NSSS made it big over the last two days with a steep rate cut on March 31 and the ‘oversight’ rectified on April 1
The ‘oversight’ fiasco over interest rate in small savings schemes has triggered confusion among small and retail investors across the country. The confusion was created with the government announcing a steep 1.1 per cent cut in interest rate in various small savings schemes late Wednesday evening and Finance Minister Nirmala Sitharaman tweeting a rollback of the decision by early morning hours of Thursday, citing oversight.
As Outlook Money tracked the development and interacted with retail investors from various sections of the society, we felt the need for a background study on the instruments in question. Let’s take a look at the world of Small Savings Schemes.
What are the National Small Savings Schemes (NSSS)?
Floated by the Government of India, these schemes include instruments such as Public Provident Fund (PPF), National Savings Certificate (NSC), Senior Citizens Savings Scheme (SCSS), and Sukanya Samriddhi Scheme. The money raised from the investors goes to a fund called the National Small Savings Fund (NSSF). As the money for these savings schemes is collected by the government, it also has a government guarantee. Many of these instruments offer tax benefits too. PPF, for example, is a tax-free savings scheme.
How can you invest in these schemes or withdraw your money?
Small savings schemes are administered by post offices, nationalised banks and some large private lenders. Some of these instruments like post office term deposits are only offered by India Post. You can invest or withdraw your money through a post office or a bank branch. Many banks have made it an online process, particularly for those wishing to contribute to small savings such as the PPF, which can be done through net banking. Remember that these institutions are simply intermediaries. The money invested in these schemes goes to the government.
Why do the interest rates differ from those on FDs?
Historically the government has kept small savings rates higher than fixed deposit rates as NSSS are aimed at small savers. Most of these products have upper limits on investment. For example, the SCSS has an upper limit of Rs 15 lakh and PPF has an upper limit of Rs 1.5 lakh per year. High Networth Individuals (HNIs) or corporations cannot take advantage of these rates due to the caps.
Is there any variation in interest rates among small savings schemes?

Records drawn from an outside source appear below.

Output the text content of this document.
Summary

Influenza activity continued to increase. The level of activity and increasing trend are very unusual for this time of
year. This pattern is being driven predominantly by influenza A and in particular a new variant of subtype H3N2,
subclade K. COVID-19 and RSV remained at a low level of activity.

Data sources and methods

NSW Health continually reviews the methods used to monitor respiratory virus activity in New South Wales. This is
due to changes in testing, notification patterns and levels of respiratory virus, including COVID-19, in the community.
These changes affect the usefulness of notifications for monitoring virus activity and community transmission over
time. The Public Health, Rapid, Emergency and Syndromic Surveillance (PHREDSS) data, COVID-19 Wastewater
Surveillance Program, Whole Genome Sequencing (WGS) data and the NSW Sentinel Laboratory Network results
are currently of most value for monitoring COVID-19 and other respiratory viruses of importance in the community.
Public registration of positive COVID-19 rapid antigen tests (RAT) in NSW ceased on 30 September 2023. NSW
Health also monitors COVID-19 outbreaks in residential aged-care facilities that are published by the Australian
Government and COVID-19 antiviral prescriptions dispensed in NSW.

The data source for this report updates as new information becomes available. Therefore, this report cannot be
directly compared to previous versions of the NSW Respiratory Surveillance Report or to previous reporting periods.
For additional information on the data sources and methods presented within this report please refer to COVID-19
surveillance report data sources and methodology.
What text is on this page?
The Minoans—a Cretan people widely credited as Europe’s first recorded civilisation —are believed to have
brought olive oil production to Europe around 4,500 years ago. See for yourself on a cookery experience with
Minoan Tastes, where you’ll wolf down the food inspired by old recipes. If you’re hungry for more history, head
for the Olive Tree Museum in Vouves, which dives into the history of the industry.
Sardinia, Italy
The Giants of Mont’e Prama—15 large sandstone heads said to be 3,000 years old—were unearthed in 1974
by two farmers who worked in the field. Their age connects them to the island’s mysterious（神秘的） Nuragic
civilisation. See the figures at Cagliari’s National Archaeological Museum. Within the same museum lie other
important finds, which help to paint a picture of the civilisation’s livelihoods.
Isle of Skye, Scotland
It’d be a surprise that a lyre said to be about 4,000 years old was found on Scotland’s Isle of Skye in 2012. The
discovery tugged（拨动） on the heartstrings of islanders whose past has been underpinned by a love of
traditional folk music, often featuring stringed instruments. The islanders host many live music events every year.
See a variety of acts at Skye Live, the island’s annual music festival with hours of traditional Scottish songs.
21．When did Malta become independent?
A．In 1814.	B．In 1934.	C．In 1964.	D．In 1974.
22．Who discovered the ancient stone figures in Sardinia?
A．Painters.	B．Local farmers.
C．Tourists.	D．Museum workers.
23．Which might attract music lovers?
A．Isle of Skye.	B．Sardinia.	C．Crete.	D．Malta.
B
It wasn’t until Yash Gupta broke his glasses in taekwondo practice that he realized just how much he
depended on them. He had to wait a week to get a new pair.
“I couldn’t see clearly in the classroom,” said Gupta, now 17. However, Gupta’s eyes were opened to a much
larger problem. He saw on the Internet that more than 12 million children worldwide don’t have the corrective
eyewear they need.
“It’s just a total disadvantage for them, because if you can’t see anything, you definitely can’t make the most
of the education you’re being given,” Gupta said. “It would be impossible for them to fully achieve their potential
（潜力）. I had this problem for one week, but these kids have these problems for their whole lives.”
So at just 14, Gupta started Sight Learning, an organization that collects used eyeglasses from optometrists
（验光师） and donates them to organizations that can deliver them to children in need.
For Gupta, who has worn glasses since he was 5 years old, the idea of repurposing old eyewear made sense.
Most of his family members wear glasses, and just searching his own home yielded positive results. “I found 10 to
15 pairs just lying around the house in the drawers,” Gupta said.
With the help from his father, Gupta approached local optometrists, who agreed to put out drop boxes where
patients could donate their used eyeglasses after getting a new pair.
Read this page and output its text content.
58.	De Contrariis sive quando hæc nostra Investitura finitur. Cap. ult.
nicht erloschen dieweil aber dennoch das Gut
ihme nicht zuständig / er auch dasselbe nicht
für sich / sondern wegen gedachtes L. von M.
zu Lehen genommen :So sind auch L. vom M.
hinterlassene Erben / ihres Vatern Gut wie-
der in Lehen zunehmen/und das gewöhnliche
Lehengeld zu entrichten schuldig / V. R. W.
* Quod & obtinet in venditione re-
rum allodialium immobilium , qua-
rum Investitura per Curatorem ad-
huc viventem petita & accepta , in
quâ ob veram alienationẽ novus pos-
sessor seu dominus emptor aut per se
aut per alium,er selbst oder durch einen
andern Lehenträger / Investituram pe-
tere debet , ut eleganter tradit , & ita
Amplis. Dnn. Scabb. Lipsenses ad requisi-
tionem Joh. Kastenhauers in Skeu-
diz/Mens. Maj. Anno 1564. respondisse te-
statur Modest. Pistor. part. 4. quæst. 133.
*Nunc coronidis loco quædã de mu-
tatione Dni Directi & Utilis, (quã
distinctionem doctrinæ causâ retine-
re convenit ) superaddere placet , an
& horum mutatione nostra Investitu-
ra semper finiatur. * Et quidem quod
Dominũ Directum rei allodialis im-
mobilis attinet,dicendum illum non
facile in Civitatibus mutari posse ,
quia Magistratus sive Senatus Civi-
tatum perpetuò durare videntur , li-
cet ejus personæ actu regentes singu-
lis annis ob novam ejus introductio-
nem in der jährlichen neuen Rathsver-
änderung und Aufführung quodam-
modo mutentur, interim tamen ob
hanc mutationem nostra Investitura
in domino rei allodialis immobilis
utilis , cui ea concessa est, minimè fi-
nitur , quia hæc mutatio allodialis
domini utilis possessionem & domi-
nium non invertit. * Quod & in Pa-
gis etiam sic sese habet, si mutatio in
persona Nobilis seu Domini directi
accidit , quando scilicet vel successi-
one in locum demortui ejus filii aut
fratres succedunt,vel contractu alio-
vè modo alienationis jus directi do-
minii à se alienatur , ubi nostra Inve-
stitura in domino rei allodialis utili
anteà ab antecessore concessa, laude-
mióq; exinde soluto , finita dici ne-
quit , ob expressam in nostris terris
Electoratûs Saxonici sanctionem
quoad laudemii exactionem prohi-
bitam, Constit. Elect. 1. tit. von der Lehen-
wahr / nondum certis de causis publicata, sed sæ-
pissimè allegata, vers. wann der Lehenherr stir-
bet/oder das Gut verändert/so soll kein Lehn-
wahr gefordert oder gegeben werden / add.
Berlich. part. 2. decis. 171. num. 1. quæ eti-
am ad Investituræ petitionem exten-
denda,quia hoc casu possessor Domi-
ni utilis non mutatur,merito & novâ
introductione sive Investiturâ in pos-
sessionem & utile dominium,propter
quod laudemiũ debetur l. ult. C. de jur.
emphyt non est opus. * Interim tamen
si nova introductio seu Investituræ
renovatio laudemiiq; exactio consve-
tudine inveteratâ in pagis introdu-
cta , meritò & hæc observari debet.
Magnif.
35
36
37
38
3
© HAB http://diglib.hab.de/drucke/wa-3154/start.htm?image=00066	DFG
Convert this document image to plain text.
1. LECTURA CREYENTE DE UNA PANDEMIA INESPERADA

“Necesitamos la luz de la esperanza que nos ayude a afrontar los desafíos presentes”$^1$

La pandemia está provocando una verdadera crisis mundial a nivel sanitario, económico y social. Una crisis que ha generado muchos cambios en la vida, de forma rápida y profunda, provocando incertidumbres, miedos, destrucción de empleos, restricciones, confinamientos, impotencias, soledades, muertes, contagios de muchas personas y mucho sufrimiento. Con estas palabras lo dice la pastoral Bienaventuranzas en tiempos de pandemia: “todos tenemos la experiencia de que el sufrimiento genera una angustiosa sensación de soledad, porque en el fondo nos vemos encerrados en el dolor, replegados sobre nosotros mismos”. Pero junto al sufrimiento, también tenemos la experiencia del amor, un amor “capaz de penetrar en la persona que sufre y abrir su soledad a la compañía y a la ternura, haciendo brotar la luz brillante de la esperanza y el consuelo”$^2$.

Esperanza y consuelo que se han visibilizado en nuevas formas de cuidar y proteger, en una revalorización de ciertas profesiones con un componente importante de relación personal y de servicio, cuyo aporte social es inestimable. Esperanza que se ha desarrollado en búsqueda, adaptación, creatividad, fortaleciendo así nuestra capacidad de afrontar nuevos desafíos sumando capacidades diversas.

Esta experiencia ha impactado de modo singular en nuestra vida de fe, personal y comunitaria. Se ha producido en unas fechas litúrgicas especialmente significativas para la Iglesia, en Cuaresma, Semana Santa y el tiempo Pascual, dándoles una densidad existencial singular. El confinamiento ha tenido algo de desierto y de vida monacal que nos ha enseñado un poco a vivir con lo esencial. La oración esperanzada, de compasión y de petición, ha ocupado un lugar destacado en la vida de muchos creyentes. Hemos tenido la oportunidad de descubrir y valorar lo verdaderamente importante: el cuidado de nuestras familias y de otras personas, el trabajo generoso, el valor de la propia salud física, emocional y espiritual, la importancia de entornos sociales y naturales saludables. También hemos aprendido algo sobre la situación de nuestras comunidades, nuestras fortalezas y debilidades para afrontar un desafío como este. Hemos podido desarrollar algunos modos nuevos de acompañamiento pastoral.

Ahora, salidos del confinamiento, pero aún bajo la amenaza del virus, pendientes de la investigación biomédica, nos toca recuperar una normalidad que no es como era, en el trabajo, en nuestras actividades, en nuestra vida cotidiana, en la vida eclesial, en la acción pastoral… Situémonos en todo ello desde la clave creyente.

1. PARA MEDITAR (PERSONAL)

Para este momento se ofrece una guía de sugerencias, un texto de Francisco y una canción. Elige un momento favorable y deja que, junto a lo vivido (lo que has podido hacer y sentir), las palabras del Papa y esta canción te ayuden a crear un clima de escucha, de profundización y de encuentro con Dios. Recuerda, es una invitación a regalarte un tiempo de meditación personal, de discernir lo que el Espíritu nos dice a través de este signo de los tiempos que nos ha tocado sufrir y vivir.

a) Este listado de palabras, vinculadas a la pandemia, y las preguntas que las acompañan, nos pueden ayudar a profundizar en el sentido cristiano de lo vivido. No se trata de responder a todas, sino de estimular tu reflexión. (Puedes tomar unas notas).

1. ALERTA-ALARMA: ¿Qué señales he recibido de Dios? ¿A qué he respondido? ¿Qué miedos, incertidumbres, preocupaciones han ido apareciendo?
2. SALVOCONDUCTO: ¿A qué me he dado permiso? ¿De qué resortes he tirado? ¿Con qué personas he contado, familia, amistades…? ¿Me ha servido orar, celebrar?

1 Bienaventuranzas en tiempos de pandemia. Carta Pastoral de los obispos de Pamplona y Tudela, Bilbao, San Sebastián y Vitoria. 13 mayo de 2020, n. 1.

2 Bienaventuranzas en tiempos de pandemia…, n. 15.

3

Small savings rates are reviewed every quarter and hence can change for any of these schemes. In the April-June quarter last year, the government had cut rates by up to 1.4 per cent. However, in many cases, once you have locked in an interest rate, you will continue to benefit from it even if the rates are slashed later. For example, if you have invested in SCSS at an interest rate of 7.4 per cent, you will get this rate for the entire five-year term. In contrast, the PPF rate is variable. Your PPF account may earn 8 per cent in one quarter and 7.4 per cent in another depending on what rate has been set.
What options are available to investors of these savings schemes?
One can invest in debt mutual funds (MFs) or bank fixed deposits (FDs). Bank FD rates are usually lower than small savings rates and do not carry tax benefits on the interest, with exceptions such as Rs 50,000 per annum for senior citizens under Section 80 TTB of the Income Tax Act, 1961. Debt MF units held for longer than three years are taxed at 20 per cent on gains. A new breed of debt MFs have been designed to substitute bank FDs by giving a predictable, but not guaranteed, yield. One example of this is the Bharat Bond ETF series. Investors with higher risk appetite can invest either in equity MFs or can take a plunge into equity shares. Those with a comparatively moderate risk-taking capacity, can invest in balanced advantage funds, where they get flavour of both equity and debt and grow their investment with safety feature coming from the debt portion of their investment.
A consistent fall in interest rate on small saving schemes has reached such a level that the return on investment (RoI) has become negative. These schemes give yields of less than 4 per cent as against an inflation rate of 4 per cent or more. So, the net income earned by the investors in these schemes is almost zero or negative.
What could be the impact of the proposed rate cut?
If the ministry had gone ahead with its plan to lower the rates on small savings schemes up to 1.1 per cent, it would have been a second cut in two years and brought savings rate on many schemes such as PPF to historic lows. The PPF interest rate was cut from 7.1 per cent to 6.4 per cent. If the rate cut was effective, then money invested in Kisan Vikas Patra (KVP) would have taken 11 years and 6 months to double at an interest rate of 6.2 per cent per year as against the existing tenure of 10 years and 4 months at 6.9 per cent rate of interest.
What is the corpus of these schemes?
This year (until January), the gross contribution to the NSSF across all states was Rs 7 trillion, and net contribution was Rs 2 trillion. These had been Rs 8.5 trillion and Rs 2.8 trillion, respectively, in 2019-20, and Rs 6 trillion and Rs 1.6 trillion in 2017-18.